New Orleans isn’t just giving him away. The Pelicans have been asking for multiple first-round picks in return. That’s the asking price for a player who could be the third-best guy on a championship team. And that’s exactly why the Warriors need to hang up the phone.
This roster is not one piece away
The Knicks learned this lesson the hard way twice. They traded a pile of depth for Carmelo Anthony in 2011 and spent years watching spare parts try to fill the holes. Then in 2024, they shipped out a mountain of future firsts for Mikal Bridges because they thought they were close. They added Karl-Anthony Towns. The next season they scraped together enough bench pieces — Jordan Clarkson, Jose Alvarado — and actually won a title. But that worked because New York had a young core already in place. Jalen Brunson was thriving. Josh Hart was doing his thing. The Knicks had a foundation.
The Warriors don’t have that. Brandin Podziemski is fine. Gui Santos is a rotation guy. Nobody on this roster outside of Curry and Green scares anyone. Trading multiple picks and young players for Murphy would leave Golden State with a thin lineup and no way to add help later. That’s the kind of move that turns a bad situation into a multiyear rebuild.

Father Time is undefeated, and the Warriors need to plan for what comes next
Curry turns 39 next season.

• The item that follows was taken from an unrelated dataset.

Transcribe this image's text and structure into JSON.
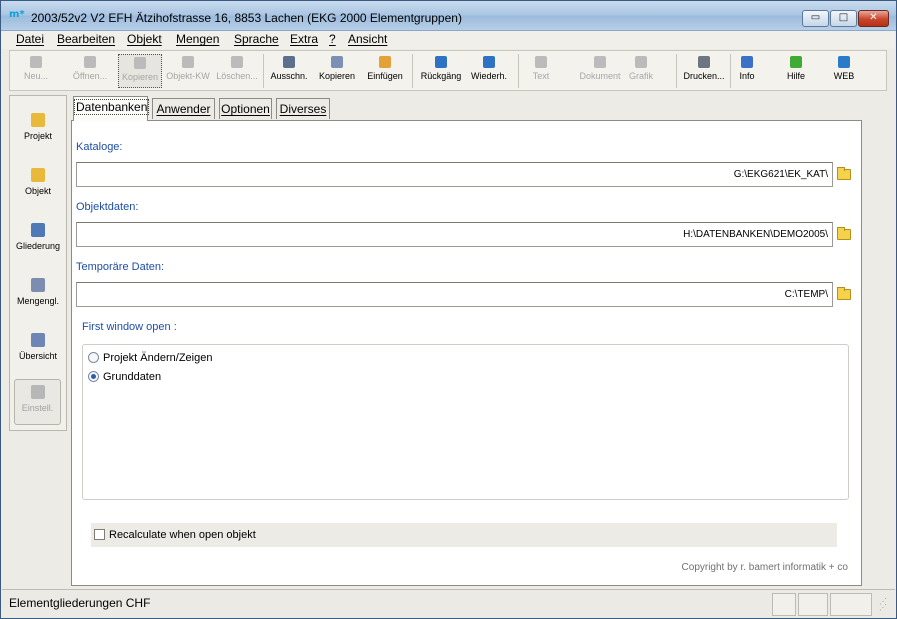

His knee issues this year weren’t a fluke. That’s what 17 years of running off screens looks like. The Warriors front office has done a decent job keeping their future first-round picks. They own every selection except 2030, and that one is protected 1-20 from the Jordan Poole trade. If they want to tear it all down when Curry retires, they can do it without sending someone else’s lottery pick to the Pelicans.
Blowing that flexibility for Murphy would be the kind of shortsighted move that sets a franchise back five years. The Warriors already whiffed on James Wiseman. The Jordan Poole situation was a disaster. They’ve spent years searching for Curry’s heir and come up empty. Holding onto those picks gives them another swing. Maybe they find a star at No. 11 this year. Maybe they stumble into something in 2028. But trading multiple firsts for a player who makes them slightly less terrible in the short term? That’s how you end up like the post-2014 Knicks, stuck in no-man’s land with no picks and no identity.
The Warriors aren’t one piece away. They’re closer to needing a full reset. And the smartest thing they can do this week is keep the pick and let someone else overpay for Trey Murphy.